Of course, we must also realize that Kant's system relies on a universe composed of autonomous (if also not perfectly rational) individuals. Kant does not develop moral metaphysics in ways that validate the classification of groups between "human" and "individual." This is Eichmann's failure, if indeed he was thinking in even vaguely Kantian terms: he can will it to be a universal maxim that "we" should kill "them," always and everywhere. Everyone should kill "them." But for a true Kantian, this can only mean that we should will that every individual kill any and every other individual. There are no classes of humans which may be exempted from moral concern, and this is the great advantage to Kant's metaphysics. Such a rule as Eichmann believed himself to be implementing rationally implies that Eichmann believed that every other individual had the right and duty to kill him and all those of his own kind.
Even without the CI, or any plausibly preferable formal system by which we might (in)validate moral propositions, nothing prevents your reification of moral concepts—whether good or evil. Idolatry has never waited upon the right philosophical framework; it has always justified itself using whatever was to hand. Furthermore, bad students of philosophy do not invalidate good philosophical tools! This applies as much to the misuse of Kant as it does to the misuse of Nietzsche, and I am not convinced Pannenberg has adequately grasped either in their own terms, distinct from the abuses of National Socialism.

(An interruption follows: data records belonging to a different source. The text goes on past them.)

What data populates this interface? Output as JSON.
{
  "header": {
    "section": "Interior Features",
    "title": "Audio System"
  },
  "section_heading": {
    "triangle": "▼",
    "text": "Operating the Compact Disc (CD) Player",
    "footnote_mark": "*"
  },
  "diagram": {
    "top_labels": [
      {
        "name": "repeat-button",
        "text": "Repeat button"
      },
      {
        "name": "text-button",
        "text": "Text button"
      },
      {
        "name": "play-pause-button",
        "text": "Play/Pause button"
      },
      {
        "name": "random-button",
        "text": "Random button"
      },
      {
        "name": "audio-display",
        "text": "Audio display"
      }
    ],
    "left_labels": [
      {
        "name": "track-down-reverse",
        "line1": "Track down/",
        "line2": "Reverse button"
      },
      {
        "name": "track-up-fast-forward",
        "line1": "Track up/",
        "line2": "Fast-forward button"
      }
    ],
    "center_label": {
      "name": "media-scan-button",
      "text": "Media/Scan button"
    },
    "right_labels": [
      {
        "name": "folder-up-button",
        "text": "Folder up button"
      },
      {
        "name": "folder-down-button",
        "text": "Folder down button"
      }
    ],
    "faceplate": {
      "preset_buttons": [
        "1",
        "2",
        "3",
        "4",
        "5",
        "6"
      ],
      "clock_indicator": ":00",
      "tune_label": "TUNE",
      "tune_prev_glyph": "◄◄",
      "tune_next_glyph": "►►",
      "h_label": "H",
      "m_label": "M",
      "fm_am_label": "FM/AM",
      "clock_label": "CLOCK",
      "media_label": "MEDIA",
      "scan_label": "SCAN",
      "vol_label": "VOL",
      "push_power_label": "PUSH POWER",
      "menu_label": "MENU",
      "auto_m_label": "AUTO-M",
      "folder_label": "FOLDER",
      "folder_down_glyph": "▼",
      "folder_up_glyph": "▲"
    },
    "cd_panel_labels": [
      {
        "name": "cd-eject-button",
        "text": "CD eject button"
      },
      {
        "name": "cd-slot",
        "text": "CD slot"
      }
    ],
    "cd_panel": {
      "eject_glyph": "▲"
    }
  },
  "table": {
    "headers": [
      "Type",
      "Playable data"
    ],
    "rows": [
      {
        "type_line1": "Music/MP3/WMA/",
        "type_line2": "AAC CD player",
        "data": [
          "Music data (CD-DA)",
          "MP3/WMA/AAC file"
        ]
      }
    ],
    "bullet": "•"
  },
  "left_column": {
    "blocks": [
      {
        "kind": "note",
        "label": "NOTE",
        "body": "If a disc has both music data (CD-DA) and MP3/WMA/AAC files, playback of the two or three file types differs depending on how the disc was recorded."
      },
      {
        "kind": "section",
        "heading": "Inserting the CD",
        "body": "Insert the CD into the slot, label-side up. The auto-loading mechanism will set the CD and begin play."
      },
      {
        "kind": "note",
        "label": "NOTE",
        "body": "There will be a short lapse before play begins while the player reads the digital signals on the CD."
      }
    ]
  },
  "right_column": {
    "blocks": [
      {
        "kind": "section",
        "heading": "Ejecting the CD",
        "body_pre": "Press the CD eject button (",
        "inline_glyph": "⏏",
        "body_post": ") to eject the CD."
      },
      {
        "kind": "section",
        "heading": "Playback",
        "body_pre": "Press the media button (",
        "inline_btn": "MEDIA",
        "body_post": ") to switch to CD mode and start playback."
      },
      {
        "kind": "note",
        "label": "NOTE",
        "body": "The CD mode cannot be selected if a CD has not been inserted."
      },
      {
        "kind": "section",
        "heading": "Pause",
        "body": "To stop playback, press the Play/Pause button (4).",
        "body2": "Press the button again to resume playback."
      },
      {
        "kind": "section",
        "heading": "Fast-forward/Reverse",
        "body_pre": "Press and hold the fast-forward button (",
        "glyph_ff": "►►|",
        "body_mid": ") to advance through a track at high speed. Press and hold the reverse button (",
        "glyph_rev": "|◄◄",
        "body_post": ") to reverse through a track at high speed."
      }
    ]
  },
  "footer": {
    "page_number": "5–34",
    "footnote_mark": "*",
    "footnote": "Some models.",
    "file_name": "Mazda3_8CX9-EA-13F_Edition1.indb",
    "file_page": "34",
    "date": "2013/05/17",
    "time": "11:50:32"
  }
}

However, Pannenberg does get another thing (only) half right: Kant's moral metaphysics is designed to radically subordinate the individual—into the class of all individuals! Kant submerges my personal and often selfish (or at least pragmatic) considerations of what I might prefer into the colder waters of the good of the individuals around me everywhere at every moment. There is never a shortage of individuals "in [their] particularity and in [their] own distinctive moment[s]." The question is, in a universe of such autonomous and usually self-seeking individuals, each with their own slice of what Barth will call "freedom in limitation," what will we call moral?
The question is not what will we legislate. Nietzsche is correct when he notes that each society everywhere throughout history has erected its own table of rules, and that they are universally expressions of someone's will to power. Nietzschean relativism does its job admirably well, because it reveals this "ethical rootlessness" of humanity and the arbitrary nature of its rules. Don't shoot the messenger for informing you that we have manufactured oughts all by ourselves in a universe of mere is. That is the universe in which Kant pursues the question of what may truly be called moral. If your actions cannot be recognized as moral, chances are good that they are not. If you seek to manufacture rules to embrace your actions, chances are good that Nietzsche is still right, and Kant is unhappy with you.
Where the CI works best, it works as a reduction to absurdity of poorly-grounded moral propositions. In its radical other-orientation, it is as absolutely anti-Hume as Kant could get. It does not justify moral propositions, nor is it intended to make such justification easy for anyone. It forces them to conform to a larger standard of social validation. It is, in terms of persuasive rhetoric, an appeal to the audience using the logically maximal form of the opponent's claim. Of course, as Holocaust studies show, audiences can be swayed to act as though the generally immoral were specially moral for them. But you can't blame Kant for human irrationality.
The CI certainly would not, in and of itself, be an adequate basis for an ethics rooted in and shaped by distinctive theological commitments. I would obviously have to demur from Kantian anthropology and its notions of autonomy for a variety of reasons. Perhaps what I'm looking for in Kant is really a back door into reading that Danish guy again -- without trying to sound as pious as he is. And maybe he in turn is a back door into Luther.
It is a criterion for judging all manner of ethics grounded in distinctive theological commitments. It is something to be applied to moral claims in order to judge how valid they may be, how far they could be encouraged, and where they will break down. The CI presumes that you have before you already some set of claims to evaluate. Not even that you have a moral basis or are looking for one, but that you are adjudicating the fitness of certain claims (even if they are your own).
As such it is quite broadly and generally useful: as a critical tool. "Too narrow, abstract, and formal" tells me that you are trying to use a perfectly good cutting tool as some kind of platform, and I have to wonder, why?
No, I was more getting at the issue of autonomous subjects, a conception that would have to be, at least, qualified.
As for my comments about the CI, what I was trying to do was not to disdain it but, as I thought I was making clear but obviously didn't, to concede to you the argument. I don't think I was trying to build an entire material ethics upon the CI but if it seemed I was, in my groping way, then I was repenting of that. I haven't heard anyone discuss these issues in quite the way you do, but I'll keep council until better informed.